Anche questa seconda parte del libro, questa seconda scorribanda di Magrelli attraverso la propria stessa esperienza di traduttore-poeta (attento e premuroso come il suo alter ego Imballatore) e di critico e studioso di traduzioni e metamorfosi dei testi (val la pena di ricordare il suo Nero sonetto solubile.
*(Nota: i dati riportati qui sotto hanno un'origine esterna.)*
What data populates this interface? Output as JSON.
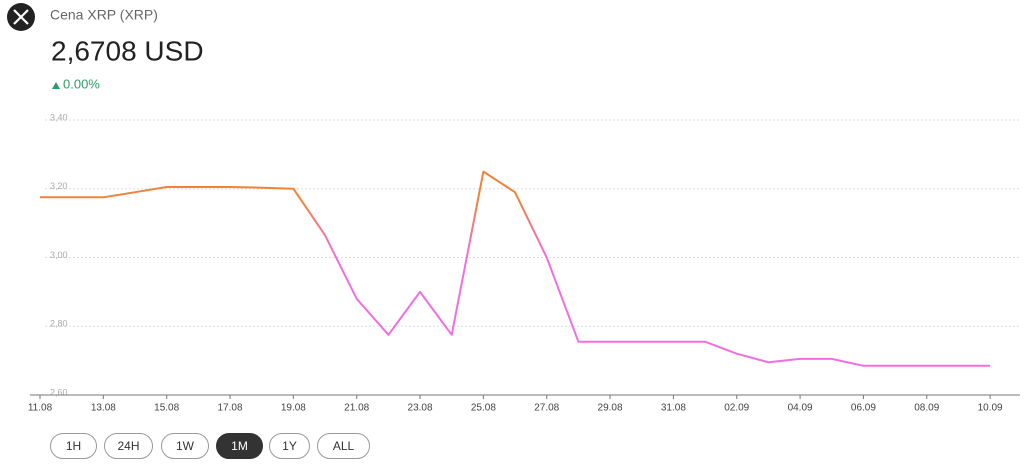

Dieci autori riscrivono una poesia di Baudelaire, Laterza, 2010) è non solo entusiasmante per chi ama la letteratura, o chi ama giocare con le parole, ma è anche un repertorio utilissimo per chi voglia insegnare la traduzione non come attività passiva e meccanica, ma come occasione, forse fra le più stimolanti, per sollecitare il pensiero critico o laterale, o obliquo o flessibile o, per ritornare all’immagine della poesia di apertura, per trasportare oggetti preziosi, “dentro casse con la scritta fragile”, ma “thinking outside the box” o “beyond the box”. 

 

Valerio Magrelli, La parola braccata, Mulino, Bologna 2018.